Impact: these were real contract-level security and correctness concerns in the reviewed codebase, especially for future deployments or parity-sensitive live components.

Recommendation: keep the hardened repository implementations as the source of truth for future deployments and verify live bytecode parity where operationally relevant.

Medium - Owner role is improved but still EOA-based

The live owner is no longer the original concentrated operational wallet, but it is still a single EOA rather than a multisig.

Impact: compromise of the new owner EOA would still allow owner-level reconfiguration.

Recommendation: migrate owner to a multisig.

Medium - Reserve operator and Base rebalancer remain concentrated

The reserve-moving role and the Base vault rebalancer are still on the legacy hot wallet.

Impact: reserve and liquidity operations still have a larger-than-ideal blast radius.

Recommendation: split these hot roles when operations are ready.

Medium - Live async redeem coordinator may lag hardened local source

The local repository contains stronger async control logic than what was earlier observed on the documented live coordinator deployment.

Impact: emergency assumptions for the async redeem coordinator should be treated cautiously until bytecode parity is confirmed.

Recommendation: perform explicit live bytecode/source parity verification for the coordinator.

Informational - Core PSUSD contracts were not redeployed

This hardening cycle intentionally preserved live contract addresses and existing integrations.

Repository Hardening vs Live State

The repository source tree contains additional hardening work beyond the live in-place role rotation.

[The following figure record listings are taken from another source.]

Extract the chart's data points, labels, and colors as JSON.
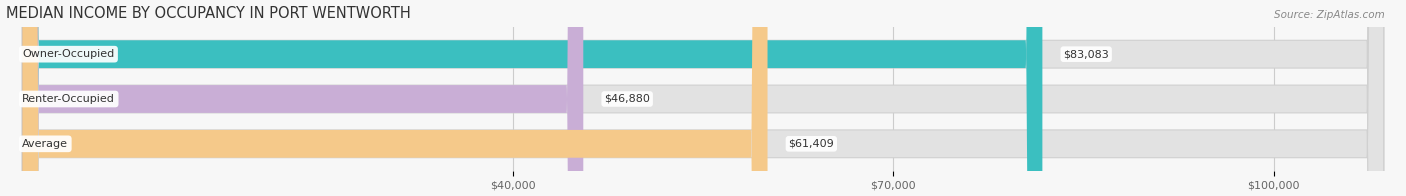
{
  "title": "MEDIAN INCOME BY OCCUPANCY IN PORT WENTWORTH",
  "source": "Source: ZipAtlas.com",
  "categories": [
    "Owner-Occupied",
    "Renter-Occupied",
    "Average"
  ],
  "values": [
    83083,
    46880,
    61409
  ],
  "bar_colors": [
    "#3bbfc0",
    "#c9aed6",
    "#f5c98a"
  ],
  "bar_bg_color": "#e2e2e2",
  "bar_bg_outline": "#d0d0d0",
  "value_labels": [
    "$83,083",
    "$46,880",
    "$61,409"
  ],
  "x_ticks": [
    40000,
    70000,
    100000
  ],
  "x_tick_labels": [
    "$40,000",
    "$70,000",
    "$100,000"
  ],
  "x_min": 0,
  "x_max": 110000,
  "title_fontsize": 10.5,
  "label_fontsize": 8.0,
  "tick_fontsize": 8.0,
  "bar_height": 0.62,
  "background_color": "#f7f7f7",
  "label_bg_color": "#ffffff",
  "grid_color": "#cccccc"
}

Important distinction: this audit explicitly separates contract-level source hardening from what was directly verified on live deployed contracts. The PSUSD BSC and Base contracts were part of the audit scope, but live conclusions are intentionally limited to state and behavior that were directly validated.

Validation Summary

Conclusion

This audit cycle produced a real live security improvement. The deployment is safer than before, but not yet at its ideal end state.

Priority next steps are: multisig owner migration, reserve operator / rebalancer split, and explicit live coordinator parity verification.